From: Bruce Lilly (blilly@erols.com)
Date: Sun Jun 15 2003 - 23:54:53 CDT
Thorfinn wrote:
> On Wed 11 Jun 2003 at 01:02:30PM -0700, in <Pine.LNX.4.53.0306111005070.27539@a>,
> John Stanley <stanley@peak.org> wrote:
[...]
>>I can also detect Subject drift, without resorting to the Re: hack. It
>>isn't that hard.
>
>
> No, it's not that hard. But it *isn't* possible to do it without
> actually having access to the "Subject: " header of the directly
> previous article in the "References: " header.
[...]
> *sigh* It's not a "critical feature". However, the presence of the
> "Subject: Re: " mechanism *does* provide a functional difference that
> "References: " + "Subject: " does *not*.
>
> It enables someone who has access to an article *without access to its
> parent article* to be able to tell if the subject line has been changed.

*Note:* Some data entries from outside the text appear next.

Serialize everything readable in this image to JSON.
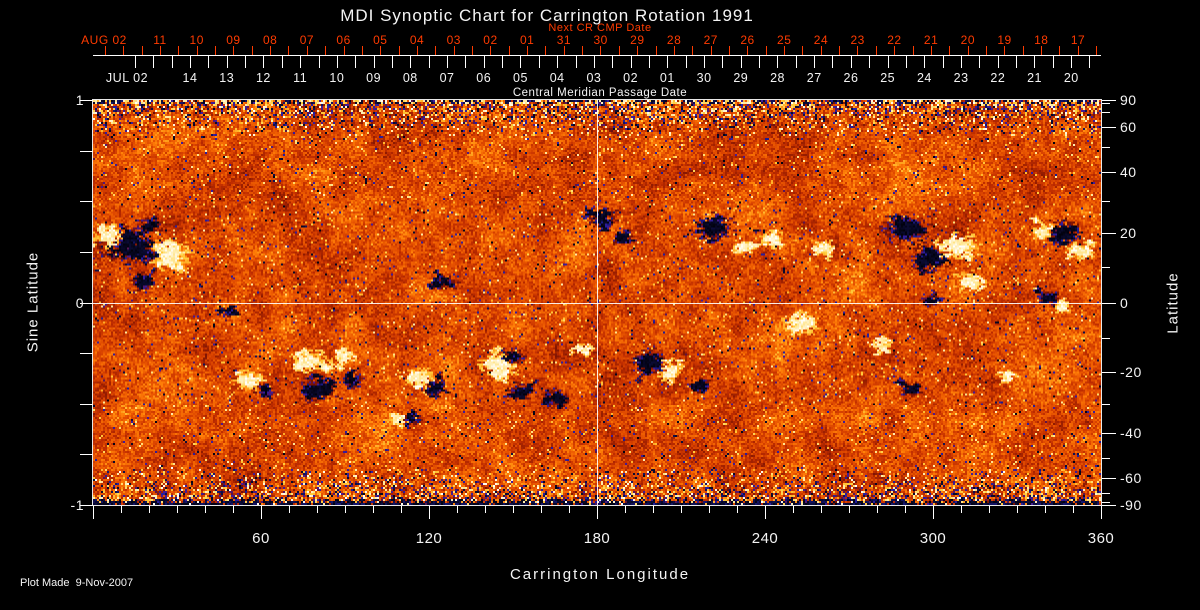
{
  "title": "MDI Synoptic Chart for Carrington Rotation 1991",
  "footer": "Plot Made  9-Nov-2007",
  "colors": {
    "background": "#000000",
    "axis_text": "#f4f4f4",
    "next_cr_red": "#ff3b00",
    "frame": "#ffffff",
    "field_negative": "#000010",
    "field_negative_fringe": "#2222a4",
    "field_quiet": "#de4600",
    "field_bright": "#ffce3e",
    "field_positive": "#ffffff"
  },
  "top_axis_next": {
    "label": "Next CR CMP Date",
    "month_label": "AUG 02",
    "day_labels": [
      "11",
      "10",
      "09",
      "08",
      "07",
      "06",
      "05",
      "04",
      "03",
      "02",
      "01",
      "31",
      "30",
      "29",
      "28",
      "27",
      "26",
      "25",
      "24",
      "23",
      "22",
      "21",
      "20",
      "19",
      "18",
      "17"
    ]
  },
  "top_axis_cmp": {
    "label": "Central Meridian Passage Date",
    "month_label": "JUL 02",
    "day_labels": [
      "14",
      "13",
      "12",
      "11",
      "10",
      "09",
      "08",
      "07",
      "06",
      "05",
      "04",
      "03",
      "02",
      "01",
      "30",
      "29",
      "28",
      "27",
      "26",
      "25",
      "24",
      "23",
      "22",
      "21",
      "20"
    ]
  },
  "left_axis": {
    "label": "Sine Latitude"
  },
  "right_axis": {
    "label": "Latitude"
  },
  "bottom_axis": {
    "label": "Carrington Longitude"
  },
  "chart_data": {
    "type": "heatmap",
    "title": "MDI Synoptic Chart for Carrington Rotation 1991",
    "subtitle_top": "Next CR CMP Date",
    "subtitle_plot": "Central Meridian Passage Date",
    "xlabel": "Carrington Longitude",
    "xlim": [
      0,
      360
    ],
    "xticks": [
      60,
      120,
      180,
      240,
      300,
      360
    ],
    "x_minor_tick_step": 10,
    "ylabel_left": "Sine Latitude",
    "ylim_sine": [
      -1,
      1
    ],
    "yticks_sine": [
      1,
      0,
      -1
    ],
    "y_minor_tick_step_sine": 0.25,
    "ylabel_right": "Latitude",
    "yticks_latitude": [
      90,
      60,
      40,
      20,
      0,
      -20,
      -40,
      -60,
      -90
    ],
    "yticks_latitude_minor": [
      80,
      70,
      50,
      30,
      10,
      -10,
      -30,
      -50,
      -70,
      -80
    ],
    "crosshair": {
      "longitude": 180,
      "latitude": 0
    },
    "colormap": "black/blue = negative polarity, orange/red = quiet sun, yellow/white = positive polarity",
    "polar_noise": "strong salt-and-pepper speckle for |sine latitude| > 0.8",
    "active_region_fields": [
      "lon_deg",
      "sine_lat",
      "polarity",
      "size_px"
    ],
    "active_regions": [
      [
        11.4,
        0.28,
        -1,
        13
      ],
      [
        5.4,
        0.32,
        1,
        8
      ],
      [
        26.8,
        0.23,
        1,
        10
      ],
      [
        17.9,
        0.1,
        -1,
        6
      ],
      [
        20.4,
        0.38,
        -1,
        5
      ],
      [
        48.9,
        -0.04,
        -1,
        4
      ],
      [
        55.0,
        -0.38,
        1,
        7
      ],
      [
        60.4,
        -0.42,
        -1,
        4
      ],
      [
        77.5,
        -0.29,
        1,
        8
      ],
      [
        80.4,
        -0.43,
        -1,
        9
      ],
      [
        90.0,
        -0.27,
        1,
        5
      ],
      [
        92.5,
        -0.39,
        -1,
        5
      ],
      [
        116.8,
        -0.37,
        1,
        7
      ],
      [
        121.1,
        -0.41,
        -1,
        6
      ],
      [
        108.9,
        -0.58,
        1,
        5
      ],
      [
        113.9,
        -0.57,
        -1,
        4
      ],
      [
        125.7,
        0.1,
        -1,
        5
      ],
      [
        144.6,
        -0.32,
        1,
        9
      ],
      [
        150.0,
        -0.27,
        -1,
        5
      ],
      [
        152.5,
        -0.44,
        -1,
        6
      ],
      [
        164.3,
        -0.47,
        -1,
        6
      ],
      [
        175.7,
        -0.23,
        1,
        4
      ],
      [
        181.1,
        0.42,
        -1,
        7
      ],
      [
        188.9,
        0.32,
        -1,
        5
      ],
      [
        198.2,
        -0.29,
        -1,
        8
      ],
      [
        205.4,
        -0.34,
        1,
        6
      ],
      [
        216.8,
        -0.41,
        -1,
        5
      ],
      [
        221.1,
        0.37,
        -1,
        9
      ],
      [
        232.9,
        0.27,
        1,
        5
      ],
      [
        242.5,
        0.31,
        1,
        6
      ],
      [
        260.7,
        0.27,
        1,
        5
      ],
      [
        252.5,
        -0.11,
        1,
        8
      ],
      [
        290.0,
        0.36,
        -1,
        11
      ],
      [
        298.9,
        0.21,
        -1,
        9
      ],
      [
        308.9,
        0.28,
        1,
        9
      ],
      [
        312.5,
        0.11,
        1,
        6
      ],
      [
        298.9,
        0.01,
        -1,
        4
      ],
      [
        281.1,
        -0.21,
        1,
        5
      ],
      [
        292.5,
        -0.43,
        -1,
        5
      ],
      [
        346.1,
        0.35,
        -1,
        8
      ],
      [
        339.6,
        0.35,
        1,
        5
      ],
      [
        353.2,
        0.25,
        1,
        6
      ],
      [
        341.1,
        0.02,
        -1,
        5
      ],
      [
        346.1,
        -0.03,
        1,
        4
      ],
      [
        325.7,
        -0.38,
        1,
        4
      ]
    ]
  }
}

Maybe it's just because it's late, but I don't follow your argument.
Case 1:
parent article has
Subject: Re: foo
child article has
Subject: Re: foo
Case 2
parent article has
Subject: Re: foo
child article has
Subject: Re: bar
and (as indicated by parent/child) the child article in each case has
a References field pointing to the message ID of the parent.
Now, please explain exactly how "*without access to its parent article*"
you are "able to tell if the subject line has been changed".